Eli Schwartz <[email protected]> writes:

> On 8/24/25 3:12 PM, Michał Górny wrote:
>> Hi,
>> 
>> Here's a patchset that introduces provenance verification (i.e.
>> verify-sig equivalent) for pypi.eclass.  
>
>
> I strongly believe this should *not* be merged.
>
> There are a couple reasons why I don't think this is beneficial and
> would strongly push back against implementing it in any package I
> maintain (even if the relevant files are uploaded to PyPI).

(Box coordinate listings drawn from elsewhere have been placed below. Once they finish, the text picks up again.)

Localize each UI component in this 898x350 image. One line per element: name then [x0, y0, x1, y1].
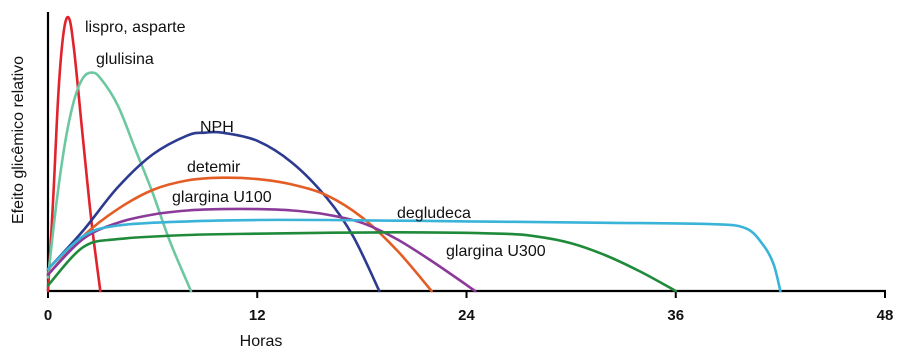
series-labels: lispro, asparte glulisina NPH detemir glargi…	[85, 19, 546, 260]
x-tick-label: 0	[44, 307, 52, 324]
axes: 0 12 24 36 48	[44, 12, 894, 324]
x-tick-label: 48	[877, 307, 894, 324]
y-axis-title: Efeito glicêmico relativo	[10, 56, 27, 224]
series-line	[46, 218, 782, 293]
x-tick-label: 12	[249, 307, 266, 324]
x-tick-label: 36	[667, 307, 684, 324]
series-line	[46, 207, 477, 293]
series-label: glargina U300	[446, 243, 546, 260]
x-tick-label: 24	[458, 307, 475, 324]
series-label: lispro, asparte	[85, 19, 186, 36]
series-lines	[46, 15, 782, 293]
series-label: NPH	[200, 119, 234, 136]
series-line	[46, 231, 678, 293]
series-line	[46, 71, 193, 293]
series-line	[46, 130, 381, 293]
series-label: degludeca	[397, 205, 471, 222]
series-line	[46, 15, 102, 293]
series-label: glulisina	[96, 51, 154, 68]
series-label: glargina U100	[172, 189, 272, 206]
series-label: detemir	[187, 159, 241, 176]
x-axis-title: Horas	[240, 333, 283, 350]
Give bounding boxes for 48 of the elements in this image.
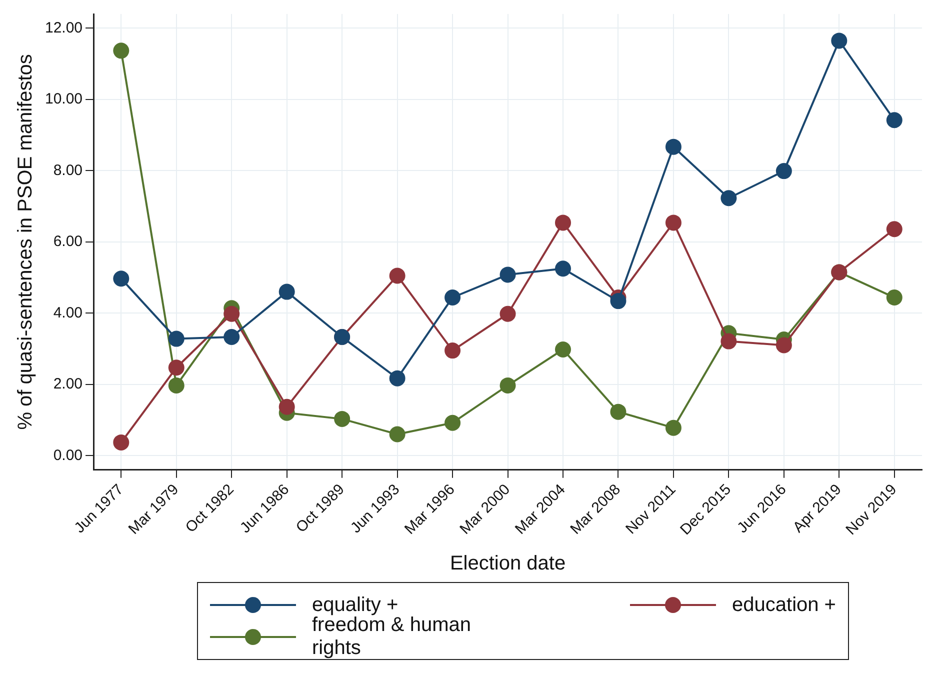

But the main
> issue is the one you said already in IRC:
>
> "yes, it worked. yes, it's all theater"
>
> I am opposed to implementing anything which even the author thinks is
> useless.
>
> I am opposed to implementing anything which constitutes "security
> theater as a matter of policy". Security theater is a *net negative*. It
> makes people think that security guarantees exist which don't in fact
> exist, and they let down their guard.

I have to admit I'm sceptical sa
well. 
https://blog.trailofbits.com/2024/11/14/attestations-a-new-generation-of-signatures-on-pypi/
is some useful background.

On the one hand, I feel like using something that PyPI makes available
has some weight by itself, even if we don't approve of it.

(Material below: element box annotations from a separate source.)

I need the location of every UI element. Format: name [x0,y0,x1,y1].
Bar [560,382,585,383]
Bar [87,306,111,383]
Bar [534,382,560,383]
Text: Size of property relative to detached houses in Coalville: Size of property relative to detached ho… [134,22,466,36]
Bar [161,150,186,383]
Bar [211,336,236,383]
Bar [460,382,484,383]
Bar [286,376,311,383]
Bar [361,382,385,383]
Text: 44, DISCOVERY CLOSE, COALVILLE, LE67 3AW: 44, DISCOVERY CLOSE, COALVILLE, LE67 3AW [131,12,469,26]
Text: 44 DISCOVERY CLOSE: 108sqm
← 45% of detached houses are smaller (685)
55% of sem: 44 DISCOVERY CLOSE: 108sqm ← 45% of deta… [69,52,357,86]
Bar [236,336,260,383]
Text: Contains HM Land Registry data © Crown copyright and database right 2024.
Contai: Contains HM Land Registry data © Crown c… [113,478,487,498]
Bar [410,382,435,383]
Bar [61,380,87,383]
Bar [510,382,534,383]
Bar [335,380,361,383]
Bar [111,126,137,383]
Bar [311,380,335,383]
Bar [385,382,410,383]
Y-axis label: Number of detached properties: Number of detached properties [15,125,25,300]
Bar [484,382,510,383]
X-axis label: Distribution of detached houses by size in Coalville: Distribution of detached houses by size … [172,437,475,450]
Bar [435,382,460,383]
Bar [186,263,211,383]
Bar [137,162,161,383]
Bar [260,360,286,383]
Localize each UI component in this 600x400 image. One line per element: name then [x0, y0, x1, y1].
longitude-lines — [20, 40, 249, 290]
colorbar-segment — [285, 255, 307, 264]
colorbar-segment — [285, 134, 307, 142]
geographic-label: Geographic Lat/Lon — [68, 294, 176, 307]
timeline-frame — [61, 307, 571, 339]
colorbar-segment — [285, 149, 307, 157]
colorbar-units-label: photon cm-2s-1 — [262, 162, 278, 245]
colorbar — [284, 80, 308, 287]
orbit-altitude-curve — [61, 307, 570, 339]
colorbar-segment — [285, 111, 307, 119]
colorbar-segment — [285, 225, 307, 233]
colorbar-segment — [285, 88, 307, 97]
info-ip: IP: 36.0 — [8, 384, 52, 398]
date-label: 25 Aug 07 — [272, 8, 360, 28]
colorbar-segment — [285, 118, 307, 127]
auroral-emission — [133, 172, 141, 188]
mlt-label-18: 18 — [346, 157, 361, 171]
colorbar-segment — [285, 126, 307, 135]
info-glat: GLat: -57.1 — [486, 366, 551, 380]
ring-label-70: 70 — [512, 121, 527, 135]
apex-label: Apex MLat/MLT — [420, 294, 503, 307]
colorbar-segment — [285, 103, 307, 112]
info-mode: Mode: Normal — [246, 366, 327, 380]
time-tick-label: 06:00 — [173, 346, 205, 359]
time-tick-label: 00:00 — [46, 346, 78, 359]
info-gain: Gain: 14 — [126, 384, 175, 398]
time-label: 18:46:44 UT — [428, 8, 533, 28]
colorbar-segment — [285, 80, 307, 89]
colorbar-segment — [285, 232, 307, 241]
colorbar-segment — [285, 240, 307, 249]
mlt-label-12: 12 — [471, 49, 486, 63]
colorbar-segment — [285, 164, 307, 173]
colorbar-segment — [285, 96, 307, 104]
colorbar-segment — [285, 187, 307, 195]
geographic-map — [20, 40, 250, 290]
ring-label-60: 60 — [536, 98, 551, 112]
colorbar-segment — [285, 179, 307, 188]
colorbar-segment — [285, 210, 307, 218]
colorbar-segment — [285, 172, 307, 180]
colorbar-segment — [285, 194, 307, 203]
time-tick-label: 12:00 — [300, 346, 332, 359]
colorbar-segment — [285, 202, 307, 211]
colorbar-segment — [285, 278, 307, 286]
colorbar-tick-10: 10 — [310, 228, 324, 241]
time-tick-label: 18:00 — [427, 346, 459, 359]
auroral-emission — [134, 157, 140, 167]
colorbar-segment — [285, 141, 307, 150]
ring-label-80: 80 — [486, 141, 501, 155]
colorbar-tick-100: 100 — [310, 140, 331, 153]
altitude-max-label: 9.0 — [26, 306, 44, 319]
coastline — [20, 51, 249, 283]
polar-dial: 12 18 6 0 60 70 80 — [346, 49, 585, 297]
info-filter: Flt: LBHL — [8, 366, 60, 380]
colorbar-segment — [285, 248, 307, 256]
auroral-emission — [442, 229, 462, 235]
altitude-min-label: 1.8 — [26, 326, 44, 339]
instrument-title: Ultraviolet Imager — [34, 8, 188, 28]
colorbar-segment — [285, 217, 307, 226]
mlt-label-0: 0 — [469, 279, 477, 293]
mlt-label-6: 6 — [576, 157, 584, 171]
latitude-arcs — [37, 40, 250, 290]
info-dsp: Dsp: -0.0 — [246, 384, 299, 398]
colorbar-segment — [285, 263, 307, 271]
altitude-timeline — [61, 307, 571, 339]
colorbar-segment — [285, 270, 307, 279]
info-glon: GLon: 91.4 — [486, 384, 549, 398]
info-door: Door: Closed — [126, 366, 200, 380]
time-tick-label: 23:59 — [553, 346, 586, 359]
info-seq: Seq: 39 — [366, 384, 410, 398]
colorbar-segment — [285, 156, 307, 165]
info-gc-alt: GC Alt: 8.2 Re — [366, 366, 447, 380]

On the other hand, the gain (at least for us, given we do source builds)
feels dubious. If I understand the mechanism correctly, it has a lot of
magic based on the GH repo and allows "automated releases" to be signed,
whereas a lot of the benefit of PGP verification is that the workflow
really steers you towards doing it manually at some point in the
process.

Maybe more importantly: supposing verification fails for a release, I am
not sure I yet fully understand how that can happen or what it implies,
or what reasons upstream could give me that are bogus (i.e. I don't know
if having it as USE=verify-sig would achieve anything). I understand the
failure modes and weak points of PGP, I don't understand the failure
modes and weak points of this scheme yet.